過日「適正賃金決定の重要性」を書きました。ならば「適正賃金とは何か」というテーマが当然生まれてきます。
あの日の指摘は、これまでの賃金決定が低過ぎたのではないかということになっていますが、その場合も「何が適正か?」という疑問があるわけでその種の示唆も頂きました。
これは正に大事なことなので、この際、少しきちんと検討しておくべきではないかと思っています。
適正賃金には企業内の賃金の体系・制度、あるいは、個人別賃金が適正かどうかといった場合もありますが、ここでは賃金総額あるいは平均賃金が適正かという、厳密に言えば「人件費決定」の意味である事を先ずお断りしておきたいと思います。
民主主義の国では、労働組合が認められており、賃金決定は労使の交渉に任せられているというのが基本でしょう。労働組合の組織は産業ベルや職種別、日本では企業別など国によって違いますが、高い賃金を望む労働組合と利益を増やしたい経営者/経営者団体が創出した付加価値を賃金と利益に分けるのが賃金決定(労働分配率の決定)という事になります。
一般的に考えますと、賃金を上げたい労働組合と賃金を抑えて利益を増やしたい経営側との主張の「真理は中間にあり」でその真理(適正賃金)は、労使が合意した(妥協した)ところだろうという理屈です。
此処では解り易く日本の場合で考えますが、こうした付加価値をめぐる分配論争、労使交渉は、身近な企業レベルの論争と、大きく国全体の在り方の2つの段階で論じられることになるのが毎年の春闘です。
具体的に言えば、経団連の「経営労働委員会報告」と「連合白書」が代表する国レベルの論争、企業の経営資料を使った論争は企業別の賃金交渉という事ですが、このマクロとミクロの分配論争、労使交渉は密接に絡まり合っているというのが現実です。
実はこのブログではもうだいぶ以前2017年2月ですが、「企業における人件費支払能力測定の実務シリーズ」という事で数回にわたって、企業別の労使交渉の参考資料として、労使が共に納得できる個別企業の「人件費支払い能力の限度」についての検討をやっています。
此処ではそれを、「日本株式会社」に応用するような形で、日本株式会社(GDP)がどのくらいの賃金(雇用者報酬)を払うのが良いかという形で「適正賃金」の在り方を考えるというのはどうかなと思っています。

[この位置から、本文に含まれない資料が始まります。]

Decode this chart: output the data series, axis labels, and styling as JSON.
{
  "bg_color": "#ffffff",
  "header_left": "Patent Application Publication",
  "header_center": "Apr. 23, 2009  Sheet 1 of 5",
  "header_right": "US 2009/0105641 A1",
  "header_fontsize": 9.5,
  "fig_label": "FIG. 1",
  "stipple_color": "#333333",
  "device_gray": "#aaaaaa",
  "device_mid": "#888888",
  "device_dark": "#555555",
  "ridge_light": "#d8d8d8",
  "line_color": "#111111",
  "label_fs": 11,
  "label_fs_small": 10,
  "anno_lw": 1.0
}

但し、企業レベルの場合は、付加価値の源になる売上高は顧客が決めてくれるのですが、GDPの場合は、その大きさは殆ど日本の企業と家計が使う金によって決まるわけで(輸出やインバウンドの購入もありますが)、企業と家計が懐に入った金をどうするかという自己循環が極めて重要になります。この点も確り考えないといけないように思うところです。
さてどんなことになるか、順次検討していってみたいと思っています。